Nature or nurture? The answer might be yes!

This is one of a series where I discuss issues and elements of what is referred to as HBD. Similar to my Random Thoughts series these posts will be more personal and less scholarly. If you want deeply footnoted reference work, please look elsewhere. Disclaimer aside, I do hope to give a passable overview of the subject.

Nature or nurture? Man has pondered that question long before he discovered the spiraled staircase with the unpronounceable name (thankfully they gave us the easier to say “DNA”).

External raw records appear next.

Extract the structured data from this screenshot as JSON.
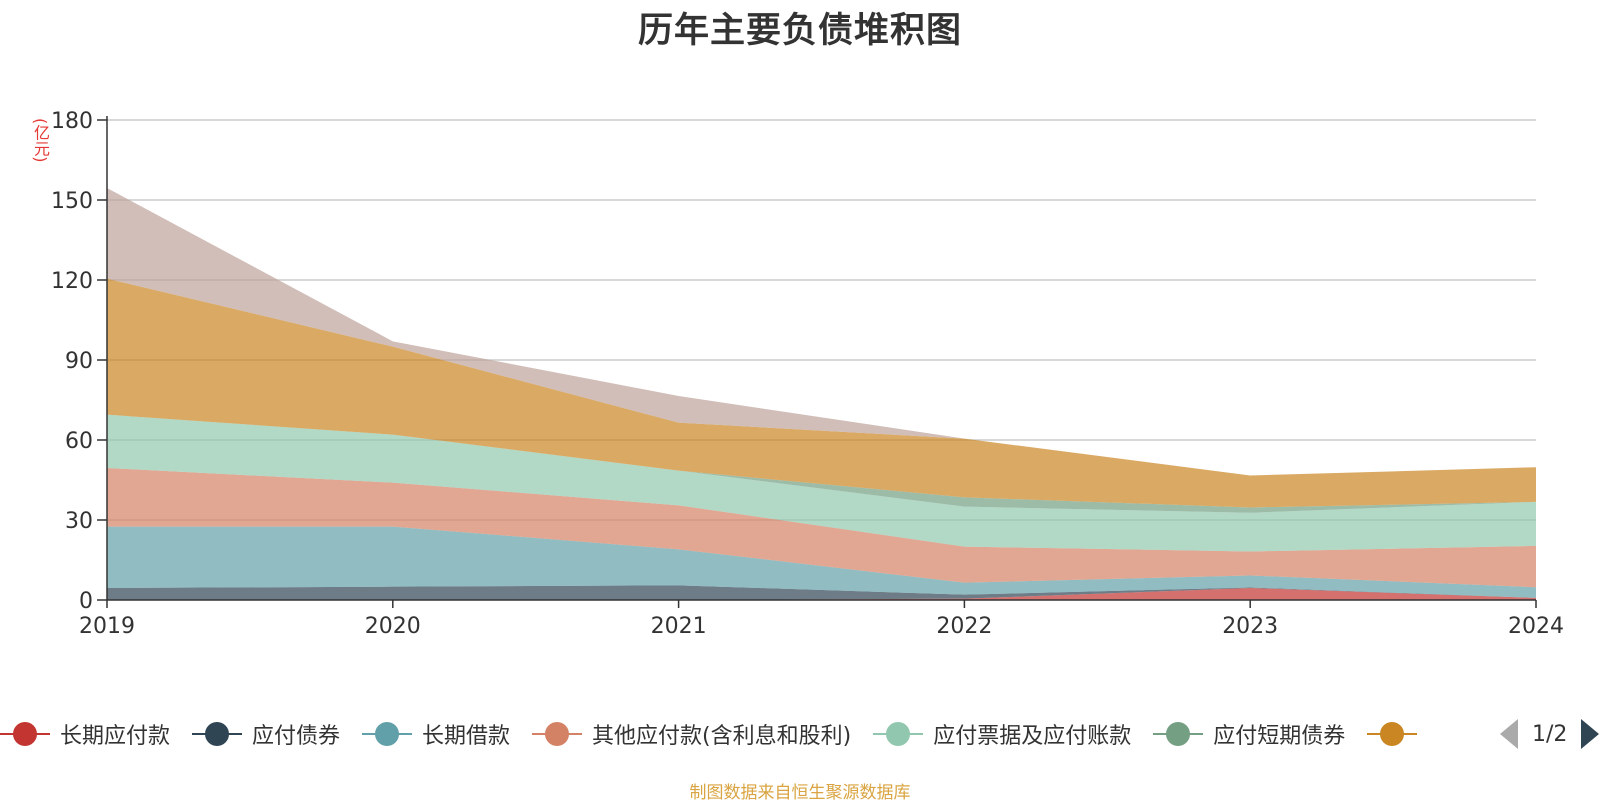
{
  "title": "历年主要负债堆积图",
  "unit_label": "(亿元)",
  "footer": "制图数据来自恒生聚源数据库",
  "pager": {
    "text": "1/2"
  },
  "legend": [
    {
      "name": "长期应付款",
      "color": "#c23531"
    },
    {
      "name": "应付债券",
      "color": "#2f4554"
    },
    {
      "name": "长期借款",
      "color": "#61a0a8"
    },
    {
      "name": "其他应付款(含利息和股利)",
      "color": "#d48265"
    },
    {
      "name": "应付票据及应付账款",
      "color": "#91c7ae"
    },
    {
      "name": "应付短期债券",
      "color": "#749f83"
    },
    {
      "name": "",
      "color": "#ca8622"
    }
  ],
  "chart_data": {
    "type": "area",
    "stacked": true,
    "x": [
      "2019",
      "2020",
      "2021",
      "2022",
      "2023",
      "2024"
    ],
    "ylim": [
      0,
      180
    ],
    "yticks": [
      0,
      30,
      60,
      90,
      120,
      150,
      180
    ],
    "grid": true,
    "series": [
      {
        "name": "长期应付款",
        "color": "#c23531",
        "values": [
          0,
          0,
          0,
          0.5,
          4.5,
          0.8
        ]
      },
      {
        "name": "应付债券",
        "color": "#2f4554",
        "values": [
          4.5,
          5,
          5.5,
          1.5,
          0.2,
          0
        ]
      },
      {
        "name": "长期借款",
        "color": "#61a0a8",
        "values": [
          23,
          22.5,
          13.5,
          4.5,
          4.5,
          4
        ]
      },
      {
        "name": "其他应付款(含利息和股利)",
        "color": "#d48265",
        "values": [
          22,
          16.5,
          16.5,
          13.5,
          9,
          15.5
        ]
      },
      {
        "name": "应付票据及应付账款",
        "color": "#91c7ae",
        "values": [
          20,
          18,
          13,
          15,
          14.5,
          16.5
        ]
      },
      {
        "name": "应付短期债券",
        "color": "#749f83",
        "values": [
          0,
          0,
          0,
          3.5,
          2,
          0
        ]
      },
      {
        "color": "#ca8622",
        "values": [
          51,
          33,
          18,
          22,
          12,
          13
        ]
      },
      {
        "color": "#bda29a",
        "values": [
          34,
          2,
          10,
          0,
          0,
          0
        ]
      }
    ]
  }
}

Is our nature fixed? Are we, in some way, predestined to a life corralled by our abilities and temperament, or are we a blank slate unto which we can paint the artistic creation of our imagination? Where in older times “nature” was thought to reside in humors, the discovery of DNA has pushed the study of “nature” towards genes. The question still remains, you may not be able to fight City Hall but can you fight nature?

Genetics is a complex and technical area, so I will not make a fool of myself by getting in over my head (“I am not waving, I am drowning”). A quick scan of the literature yields expressions such as: genotype, phenotype, RNA, DNA, coding, non-coding, transcription, gene expression, and so on. It should be clear that discussions of genetics will never be simple.

Before arriving at the nature or nature argument, you have to understand the nature of genes. How much genes control and how much they are controlled (via gene expression) may not always be clear; it certainly will not be clear to a lay man.

My suggestion for parsing stories about the “gene for…” is to substitute a phrase such as: “we have discovered a sequence of DNA that is linked to a higher probability of…” Just as with nature and nurture, genes are themselves subject to environmental effects (some paleo diet advice appears to be based on this idea). Indeed the environment for genes may include things that we do not normally consider such as the health of the mother during pregnancy, the health or stresses imposed upon the child around developmental milestones. So, even if genes give us our nature, it could be that nurture gave us our genes.

While I believe that genes give us a lot of our nature, and our nature gives us a lot of ourselves, we are slaves to neither. While we may not be a blank canvas, nature limits our color palette and brushes, we are left with some chance for artistic expression. Nature or nurture? Genes or environment. I believe the answer is a cooperative venture.


While I believe that continued investigation will show us the links between genes and traits, I also believe that they will show us how much more complex they are than “the gene for…”

I am certainly not denying that traits such as intelligence, adult height, and aspects of personality have a strong heritable component. I am suggesting that nature or nurture argument will never be fully resolved.